一 争いのない事実等(証拠を掲記した事実を除き、当事者間に争いがない。)
1 原告は、肩書地に居住する主婦であり、被告は、普通地方公共団体(地方自治法一条の二第一、二項)である。
2 東京都三多摩地域廃棄物広域処分組合(以下「本件組合」という。)は、被告町内で、日の出町谷戸沢廃棄物広域処分場(以下「谷戸沢処分場」という。)を、設置運営し、さらに、(仮称)第二廃棄物処分場(以下「第二処分場」という。)の建設を計画している。
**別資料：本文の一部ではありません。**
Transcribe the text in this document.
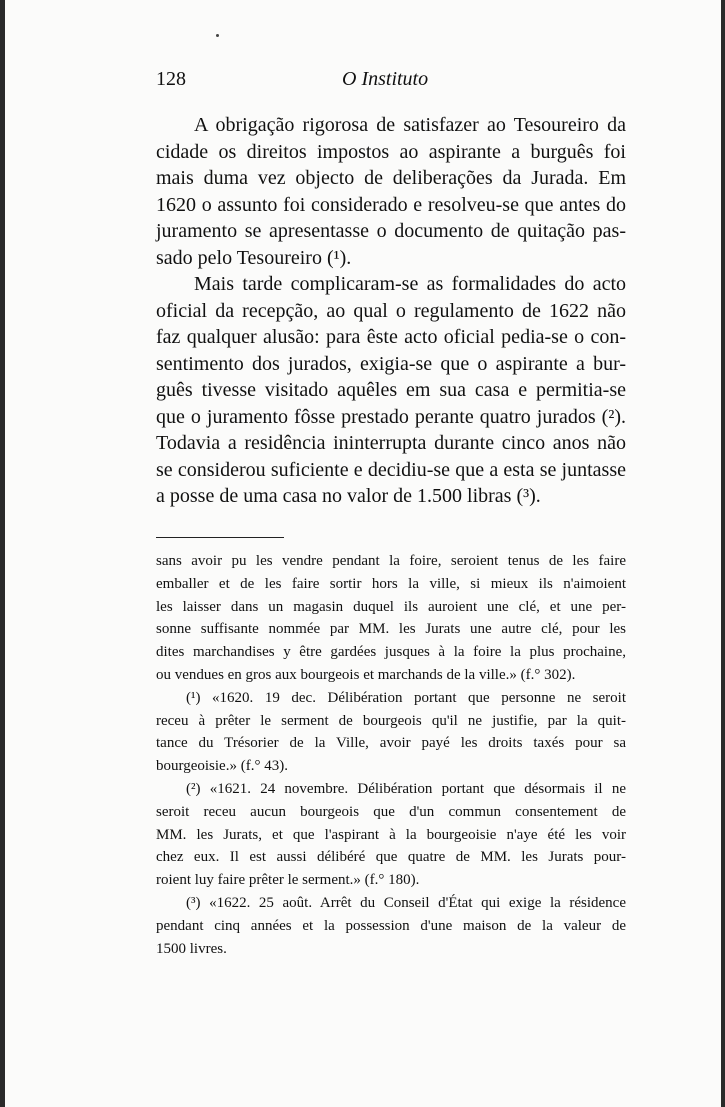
128	O Instituto
A obrigação rigorosa de satisfazer ao Tesoureiro da
cidade os direitos impostos ao aspirante a burguês foi
mais duma vez objecto de deliberações da Jurada. Em
1620 o assunto foi considerado e resolveu-se que antes do
juramento se apresentasse o documento de quitação pas-
sado pelo Tesoureiro (¹).
Mais tarde complicaram-se as formalidades do acto
oficial da recepção, ao qual o regulamento de 1622 não
faz qualquer alusão: para êste acto oficial pedia-se o con-
sentimento dos jurados, exigia-se que o aspirante a bur-
guês tivesse visitado aquêles em sua casa e permitia-se
que o juramento fôsse prestado perante quatro jurados (²).
Todavia a residência ininterrupta durante cinco anos não
se considerou suficiente e decidiu-se que a esta se juntasse
a posse de uma casa no valor de 1.500 libras (³).
sans avoir pu les vendre pendant la foire, seroient tenus de les faire
emballer et de les faire sortir hors la ville, si mieux ils n'aimoient
les laisser dans un magasin duquel ils auroient une clé, et une per-
sonne suffisante nommée par MM. les Jurats une autre clé, pour les
dites marchandises y être gardées jusques à la foire la plus prochaine,
ou vendues en gros aux bourgeois et marchands de la ville.» (f.° 302).
(¹) «1620. 19 dec. Délibération portant que personne ne seroit
receu à prêter le serment de bourgeois qu'il ne justifie, par la quit-
tance du Trésorier de la Ville, avoir payé les droits taxés pour sa
bourgeoisie.» (f.° 43).
(²) «1621. 24 novembre. Délibération portant que désormais il ne
seroit receu aucun bourgeois que d'un commun consentement de
MM. les Jurats, et que l'aspirant à la bourgeoisie n'aye été les voir
chez eux. Il est aussi délibéré que quatre de MM. les Jurats pour-
roient luy faire prêter le serment.» (f.° 180).
(³) «1622. 25 août. Arrêt du Conseil d'État qui exige la résidence
pendant cinq années et la possession d'une maison de la valeur de
1500 livres.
これに対し、原告は、右各処分場の周辺環境が破壊されることなどを理由として谷戸沢処分場に関する資料開示や第二処分場建設反対を求める住民運動に関与しており、その一環として、右資料開示等を求める仮処分(当庁平成六年(ヨ)第五九四号資料閲覧請求権保全仮処分命令申立事件、以下「別件仮処分事件」という。)を申し立てた外、谷戸沢処分場の使用差止、第二処分場の建設差止を求める訴え(当庁平成七年(ワ)第四六四号一般廃棄物処分場建設差止等請求事件)を提起するなどした(以下、原告が関与する住足運動を、「本件住民運動」ということもある。)。
3 被告の公務員である青木は、平成七年六月二九日、被告町議会平成七年第二回定例会の一般質問において、被告の公権力を行使するに当たり、同人の職務執行として(乙一)、被告町議会議員鈴木治(以下「鈴木」という。)の質問に対し、別紙二記載のとおりの発言(以下「本件発言」という。)をした。
二 争点及び当事者の主張
1 名誉毀損及び侮辱の成否
2 違法性阻却事由(青木の正当業務行為)の有無
3 謝罪広告掲載を命ずることの適否及び慰謝料額
(原告の主張)
1(一) 青木は、本件発言により、本件住民運動を反社会的な団体であるオウム真理教の活動に喩え、被告町民その他の通常人に対し、原告が人間の尊厳を顧みず社会秩序を破壊するおそれのある危険な人物であるかのようなイメージを植えつけ(「この方の、オウムのハルマゲドンではございませんが」と述べた部分)、さらに、原告の人格を全面的に否定するに等しい誹謗中傷をした(「極めて日の出町民らしくない行為であると率直に申し上げておきたいと思います」と述べた部分)。
しかも、青木は、原告の別件仮処分事件申立ての目的が第二処分場建設差止にあると決めつけ、右申立てが認容されたにもかかわらず、原告が、法律的根拠もなく、かつ、手段を選ばず、被告に対し不当な要求をしているかのような印象を与えた(「いわゆる公害防止協定、特に細目協定等で閲覧をする資格のない、閲覧謄写を請求する資格のない方であります」、「最終的な目標はほかにあります。第二処分場建設差し止めであります」、「何の被害もない、しかもそうした書類を取りかえてでも目的を果たそうとする行為」と述べた部分)。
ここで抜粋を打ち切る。